Liczba wyświetleń: 1159
Rzecznik prasowy prezydenta Federacji Rosyjskiej Dmitrij Pieskow powiedział dziennikarzom, że zatrzymani na Białorusi Rosjanie są pracownikami prywatnej firmy ochroniarskie. „Jeśli chodzi o informacje o okolicznościach pobytu tych obywateli, to teraz z dużą dozą pewności możemy powiedzieć, że ci rosyjscy obywatele… przybyli tranzytem na Białoruś. Mieli lecieć do innego kraju, ich pobyt nie ma nic wspólnego z samą Białorusią czy z białoruskimi sprawami” – powiedział Pieskow. Dodał, że Rosjanie spóźnili się na samolot i czekają na wylot. Pieskow zaznaczył również, że mają bilety do Stambułu i są pracownikami prywatnej firmy ochroniarskiej.

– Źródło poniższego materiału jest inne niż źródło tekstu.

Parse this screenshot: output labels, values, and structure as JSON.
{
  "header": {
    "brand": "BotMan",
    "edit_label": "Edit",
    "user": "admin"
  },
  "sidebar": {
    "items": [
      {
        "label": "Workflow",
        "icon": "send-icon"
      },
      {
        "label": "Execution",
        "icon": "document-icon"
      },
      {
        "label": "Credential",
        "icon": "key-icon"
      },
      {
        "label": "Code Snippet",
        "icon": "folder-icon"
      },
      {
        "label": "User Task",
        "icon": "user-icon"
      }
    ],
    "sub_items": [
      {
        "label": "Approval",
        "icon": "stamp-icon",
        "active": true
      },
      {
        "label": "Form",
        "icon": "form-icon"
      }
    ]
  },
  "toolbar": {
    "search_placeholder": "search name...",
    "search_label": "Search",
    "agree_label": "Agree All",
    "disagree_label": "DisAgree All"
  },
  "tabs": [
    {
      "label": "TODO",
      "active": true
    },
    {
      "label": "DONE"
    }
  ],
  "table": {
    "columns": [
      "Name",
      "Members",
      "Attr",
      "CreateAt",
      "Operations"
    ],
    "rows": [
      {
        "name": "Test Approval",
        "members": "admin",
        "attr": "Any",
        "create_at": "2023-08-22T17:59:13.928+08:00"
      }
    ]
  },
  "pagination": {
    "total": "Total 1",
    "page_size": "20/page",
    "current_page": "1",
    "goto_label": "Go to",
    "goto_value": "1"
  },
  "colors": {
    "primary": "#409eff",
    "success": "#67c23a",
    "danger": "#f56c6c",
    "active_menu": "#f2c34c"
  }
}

https://www.youtube.com/watch?v=zv3Ww9nKOaU
Rosjanie zatrzymani na Białorusi zostali przesłuchani w obecności adwokatów, ich zeznania są niespójne i różnią się – powiedział szef zespołu śledczego Aleksander Agafonow. „To oczywiste, że w ramach zorganizowanych przygotowań do popełnienia przestępstwa napastnicy przygotowują sobie alibi. Podobna sytuacja miała miejsce w przypadku zatrzymania 33 obywateli Rosji, którzy mieli bilety na lot do Stambułu w Turcji na 25 lipca, ale jak wykazało dochodzenie, nie zamierzali tam lecieć” – powiedział Agafonow w wywiadzie dla białoruskiej państwowej telewizji ONT.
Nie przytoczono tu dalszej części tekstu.